Chez les humains modernes, le raccourcissement de la longueur de la face est également associé à une augmentation de la largeur de l’espace inter-orbitaire et de l’orifice piriforme. Lorsque l’orifice piriforme devient plus étroit, comme c’est le cas chez les autres grands singes, et notamment chez Pongo pygmaeus, l’espace inter-orbitaire se réduit également. Cette association est également observée sur le deuxième axe de l’ACP entre Gorilla gorilla (orifice piriforme et espace inter-orbitaire larges) et Pongo pygmaeus (orifice piriforme et espace inter-orbitaire étroits). Il a été montré que la taille de l’ouverture piriforme

est toujours plus importante que celle de l’espace inter-orbitaire (Kimbel et al., 2004; Schmittbuhl et al., 1999b). Quand la distance inter-orbitaire augmente, la largeur de l’orifice piriforme augmente également. Cette relation peut en partie être expliquée par le fait que la distance inter-orbitaire reflète également les dimensions internes de la partie supérieure de la cavité nasale (Holton et Franciscus, 2008), notamment la partie supérieure de la zone pré- turbinale, les méats nasaux supérieurs et les cornets nasaux supérieurs (Rouvière et Delmas, 2002). La corrélation entre distance inter-orbitaire et largeur de l’orifice piriforme peut ainsi être expliquée par la nécessité d’un maintien de dimensions proportionnées pour l’ensemble des structures crâniennes liées à la respiration.

Table 11. Hauteur et largeur de l’orbite. Les mesures (en mm) ont été effectuées à partir des coordonnées des points repères. Les données sont sous la forme : moyenne ± écart type.
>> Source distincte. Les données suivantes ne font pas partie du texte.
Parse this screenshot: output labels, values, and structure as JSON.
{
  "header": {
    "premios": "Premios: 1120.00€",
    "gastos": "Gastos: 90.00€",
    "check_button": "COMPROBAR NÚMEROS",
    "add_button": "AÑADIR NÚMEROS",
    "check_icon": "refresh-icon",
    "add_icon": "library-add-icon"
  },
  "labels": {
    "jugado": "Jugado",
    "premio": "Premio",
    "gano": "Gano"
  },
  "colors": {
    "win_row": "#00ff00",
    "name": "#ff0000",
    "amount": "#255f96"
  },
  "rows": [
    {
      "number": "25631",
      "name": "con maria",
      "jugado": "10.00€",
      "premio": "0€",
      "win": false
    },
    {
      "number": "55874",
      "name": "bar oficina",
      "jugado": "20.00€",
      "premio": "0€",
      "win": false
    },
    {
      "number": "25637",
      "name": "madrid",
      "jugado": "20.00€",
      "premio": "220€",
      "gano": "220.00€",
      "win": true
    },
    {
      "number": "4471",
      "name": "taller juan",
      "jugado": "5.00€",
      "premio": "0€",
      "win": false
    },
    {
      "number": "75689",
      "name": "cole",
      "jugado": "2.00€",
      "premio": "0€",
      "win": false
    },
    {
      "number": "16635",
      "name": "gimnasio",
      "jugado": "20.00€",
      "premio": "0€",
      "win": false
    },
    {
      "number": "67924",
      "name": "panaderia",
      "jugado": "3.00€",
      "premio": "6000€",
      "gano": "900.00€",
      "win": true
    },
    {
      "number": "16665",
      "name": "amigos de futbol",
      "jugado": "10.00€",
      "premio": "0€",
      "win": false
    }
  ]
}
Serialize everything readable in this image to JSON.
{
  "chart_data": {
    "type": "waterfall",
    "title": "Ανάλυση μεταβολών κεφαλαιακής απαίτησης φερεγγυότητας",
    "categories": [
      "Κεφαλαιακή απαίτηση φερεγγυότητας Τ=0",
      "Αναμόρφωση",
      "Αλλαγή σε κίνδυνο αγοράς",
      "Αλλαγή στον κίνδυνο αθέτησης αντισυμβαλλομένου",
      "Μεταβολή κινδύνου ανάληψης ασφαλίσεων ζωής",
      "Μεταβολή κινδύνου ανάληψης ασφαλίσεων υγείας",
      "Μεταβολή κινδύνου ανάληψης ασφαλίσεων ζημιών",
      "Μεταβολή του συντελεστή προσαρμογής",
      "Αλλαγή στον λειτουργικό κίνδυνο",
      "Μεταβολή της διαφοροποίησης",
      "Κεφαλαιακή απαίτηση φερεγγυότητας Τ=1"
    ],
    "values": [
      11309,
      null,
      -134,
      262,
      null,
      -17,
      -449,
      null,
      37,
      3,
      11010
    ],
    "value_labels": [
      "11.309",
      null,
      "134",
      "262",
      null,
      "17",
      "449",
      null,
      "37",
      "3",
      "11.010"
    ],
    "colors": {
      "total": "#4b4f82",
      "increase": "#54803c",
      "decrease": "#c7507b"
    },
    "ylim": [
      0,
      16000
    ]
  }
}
Taxon Hauteur orbite Largeur orbite

Taxon Cette étude Kimbel et al. 2004 Cette étude Kimbel et al. 2004

Homo sapiens 38 ± 3 34 39 ± 3 39

Pan troglodytes 37 ± 2 33 36 ± 2 36

Gorilla gorilla 44 ± 4 38 42 ± 3 40

Pongo pygmaeus 42 ± 4 40 37 ± 4 35

Les gorilles et les orangs-outans possèdent tous les deux des faces longues et prognathes associées à des morphologies pourtant très différentes. Chez Gorilla, la face est droite et associée à un palais klinorhynche. Chez Pongo, elle est concave et associée à un palais airorhynche. Dans mon analyse, les chimpanzés sont relativement proches des orangs- outans sur le deuxième axe de l’analyse en composantes principales, qui différencie Gorilla et Pongo. Les résultats précédents (chapitre D.1) ont montré que les chimpanzés possèdent une face plus concave et un palais plus orientés vers le haut que les gorilles. Cependant, chez Pan, ces valeurs ne sont pas extrêmes, comme c’est le cas chez Pongo.

Conclusions

Cette analyse permet de mettre en avant la diversité des variations de conformation de la face, au sein de la famille des hominidés. Elle confirme notamment les différences majeures existant dans l’anatomie de la face, entre les humains modernes d’une part et les autres grands singes d’autre part.